Ne dites pas enfin que l’argent xous manque. Quand il faudrait puiser ailleurs que dans les res­sources accoutumées, quand vous n’auriez plus rien à attendre de l’économie et du crédit, attendez tout encore de la générosité de la France. Annoncez-lui hautement les mesures qui la sauveraient, et le dé­ficit qui en retarde l’exécution. Ouvrez une sous­cription nationale pour les ouvriers sans travail, non-seulement de Paris, mais de toutes les pro­vinces. Mettez-la sous le patronage et sous le con­trôle de ce que vous avez de plus grands citoyens, de plus éclairés, de plus respectables.
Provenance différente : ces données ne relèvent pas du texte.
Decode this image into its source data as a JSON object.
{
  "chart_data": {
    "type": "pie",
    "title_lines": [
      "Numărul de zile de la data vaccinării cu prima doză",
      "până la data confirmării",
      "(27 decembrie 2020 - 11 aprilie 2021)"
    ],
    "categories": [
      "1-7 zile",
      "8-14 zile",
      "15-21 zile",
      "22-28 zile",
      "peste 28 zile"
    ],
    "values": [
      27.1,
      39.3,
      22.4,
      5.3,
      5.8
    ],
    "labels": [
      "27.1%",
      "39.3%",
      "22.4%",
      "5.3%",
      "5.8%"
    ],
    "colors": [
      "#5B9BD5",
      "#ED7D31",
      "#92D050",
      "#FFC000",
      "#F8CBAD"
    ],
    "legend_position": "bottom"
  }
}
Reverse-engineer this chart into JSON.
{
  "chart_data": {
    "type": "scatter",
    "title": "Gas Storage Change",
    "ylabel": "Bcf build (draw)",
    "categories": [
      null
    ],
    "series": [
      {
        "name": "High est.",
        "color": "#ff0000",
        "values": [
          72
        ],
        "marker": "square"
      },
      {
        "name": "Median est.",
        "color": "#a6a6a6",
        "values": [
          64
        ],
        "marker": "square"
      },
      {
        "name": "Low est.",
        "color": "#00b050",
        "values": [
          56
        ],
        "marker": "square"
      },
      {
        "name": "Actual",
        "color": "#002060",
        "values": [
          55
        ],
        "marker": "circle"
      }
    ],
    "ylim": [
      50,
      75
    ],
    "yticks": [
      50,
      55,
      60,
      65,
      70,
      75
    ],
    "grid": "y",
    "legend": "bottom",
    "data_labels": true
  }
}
Que vos neuf cents noms aient l’honneur d’y figurer les premiers; que les évêques siégeant à l’Assemblée invitent leurs collègues et les trente mille curés de France à publier la souscription dans toutes les chaires ; que le ministre del’intérieur ordonne aux quarante mille maires de l’afficher, de la populariser dans toutes les communes ; recevez en nature comme en argent, que les comptes soient publics et fréquem­ment rendus ; faites-en une affaire de sécurité pour les timides, de patriotisme, de charité pour tous, et je m’étonne bien s’il reste un financier qui vous refuse un billet de banque, et un paysan qui ne vous apporte une poignée de blé.
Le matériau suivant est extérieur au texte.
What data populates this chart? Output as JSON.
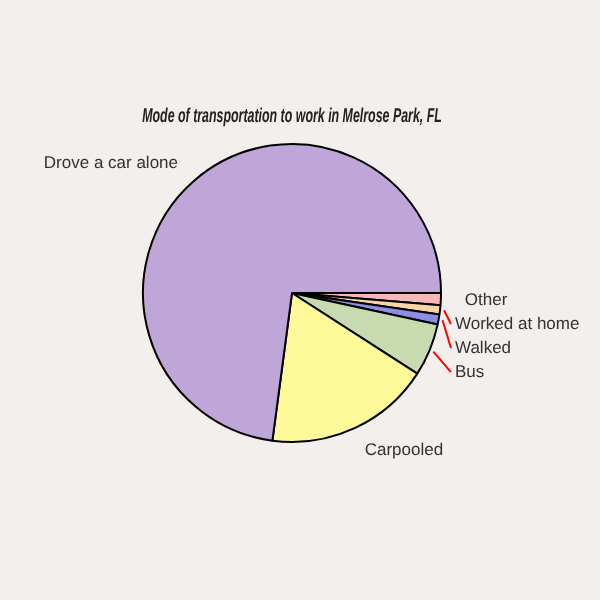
{
  "chart_data": {
    "type": "pie",
    "title": "Mode of transportation to work in Melrose Park, FL",
    "categories": [
      "Other",
      "Worked at home",
      "Walked",
      "Bus",
      "Carpooled",
      "Drove a car alone"
    ],
    "values": [
      1.3,
      1.0,
      1.1,
      5.7,
      18.0,
      72.9
    ],
    "colors": [
      "#f7b8bc",
      "#f9d4a8",
      "#8d8de6",
      "#c8dbb0",
      "#fefa9a",
      "#bfa5d8"
    ],
    "legend": false
  }
}
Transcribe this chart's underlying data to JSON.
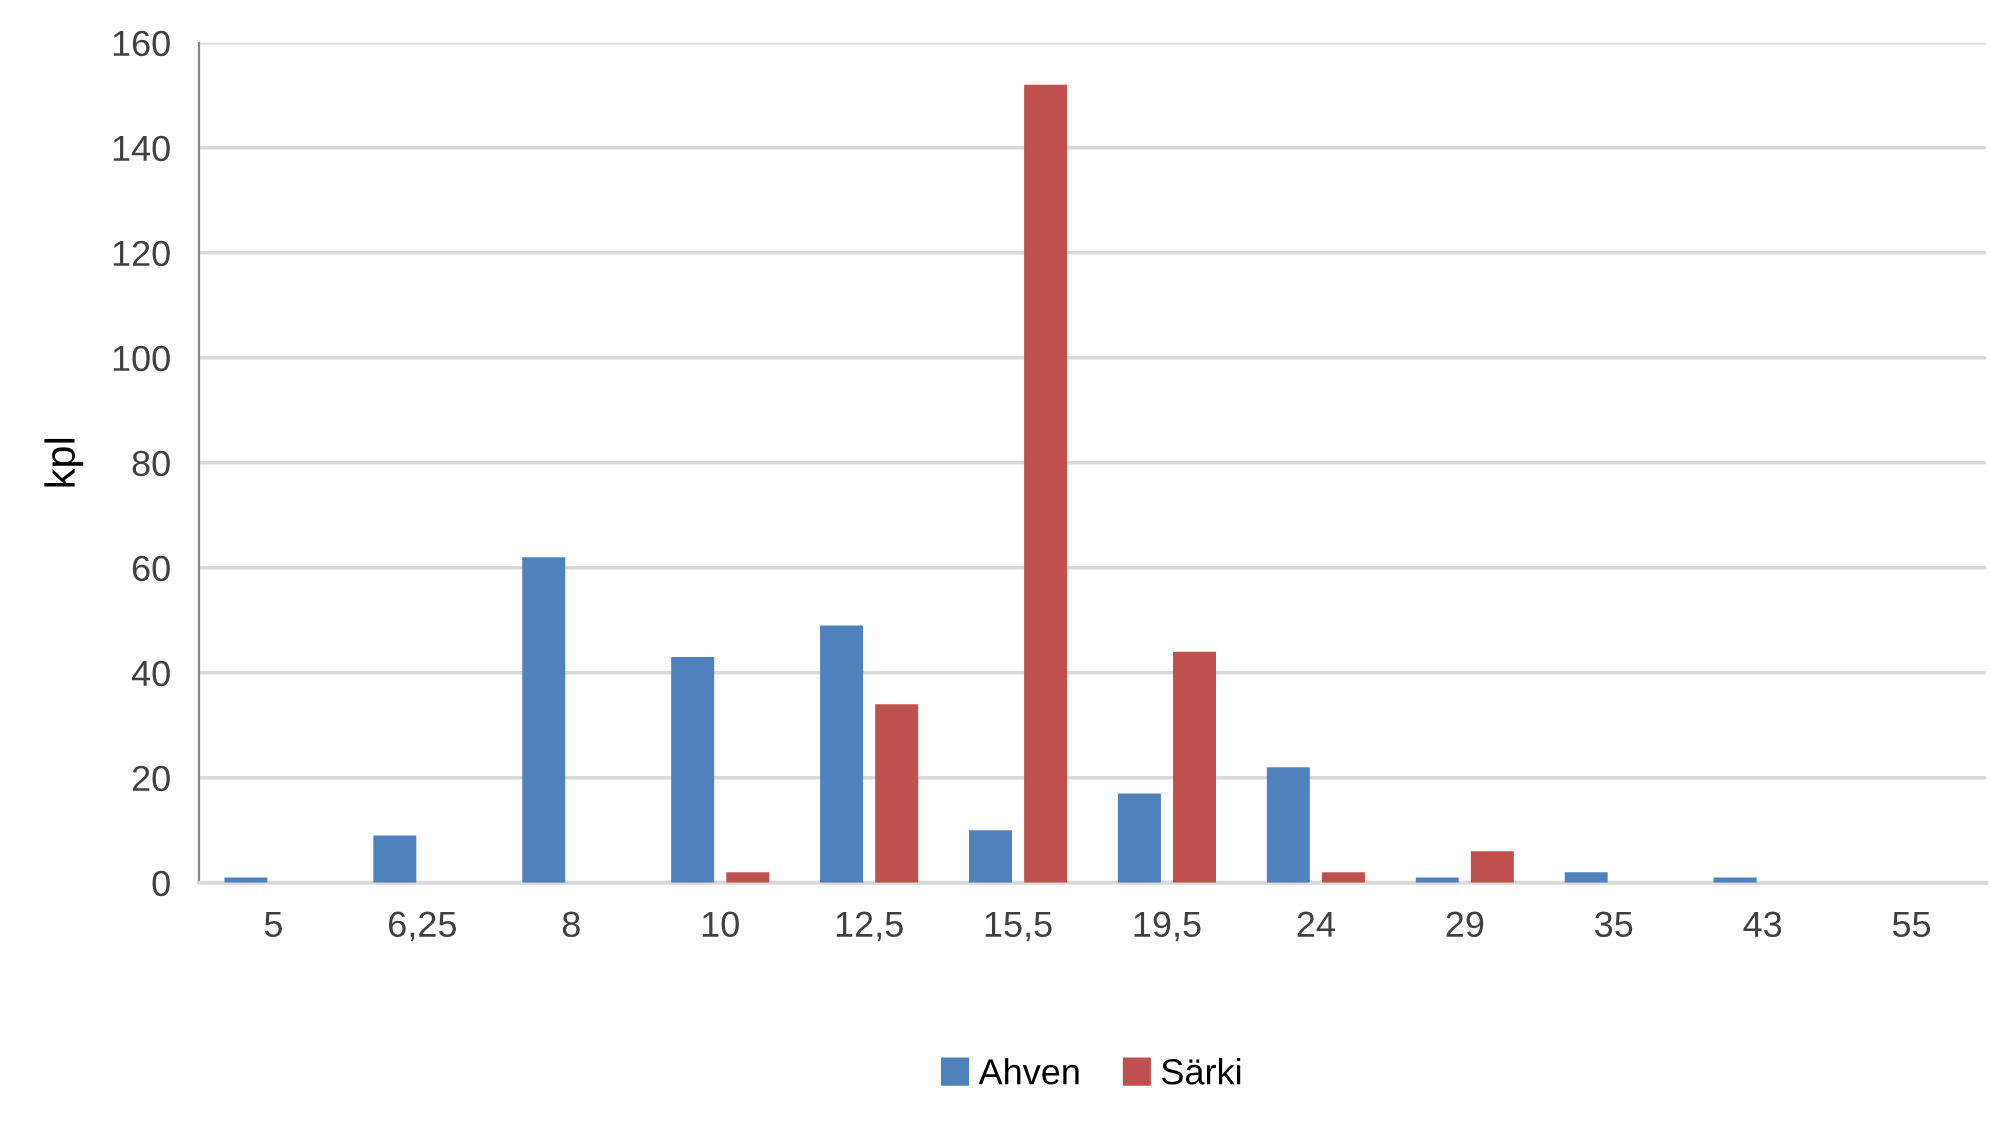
{
  "chart_data": {
    "type": "bar",
    "ylabel": "kpl",
    "categories": [
      "5",
      "6,25",
      "8",
      "10",
      "12,5",
      "15,5",
      "19,5",
      "24",
      "29",
      "35",
      "43",
      "55"
    ],
    "series": [
      {
        "name": "Ahven",
        "color": "#4f81bd",
        "values": [
          1,
          9,
          62,
          43,
          49,
          10,
          17,
          22,
          1,
          2,
          1,
          0
        ]
      },
      {
        "name": "Särki",
        "color": "#c0504d",
        "values": [
          0,
          0,
          0,
          2,
          34,
          152,
          44,
          2,
          6,
          0,
          0,
          0
        ]
      }
    ],
    "ylim": [
      0,
      160
    ],
    "yticks": [
      0,
      20,
      40,
      60,
      80,
      100,
      120,
      140,
      160
    ],
    "grid": "y",
    "legend": "bottom"
  }
}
Citoyens de toutes conditions,

Vous dont la rigueur des temps a retranché le superflu, et vous qui manquez du nécessaire, vous pouvez plus que les autres pour des maux que vous connaissez. Jous ceux qui ont l’expérience de la bienfaisance publique savent que les pauvres ne sont jamais mieux secourus que par les pauvres. A défaut de l’obole que la Providence ne laissera pas manquer, vous vous devez les uns aux autres l’assistance mutuelle des bons offices et des bons exemples. Quand d’autres porteraient au trésor public l’or à pleines mains, vous aurez mieux mérité de la patrie en donnant le speclacle du dévouement, de la résignation et de l’espérance. Le Christianisme a fait de l’espérance une vertu, faites-en la gar­dienne de cette société menacée. Gardez-vous enfin, car c’est le péril des âmes honnêtes et des cœurs haut placés, gardez-vous de désespérer de votre siè­cle, arrachez-vous à ces découragements qui renoncent à rien entreprendre quand ils assistent, disent- ils, à la décadence de la France et de la civilisation, et qui, à force d’annoncer la ruine prochaine d’un pays, finissent par la précipiter.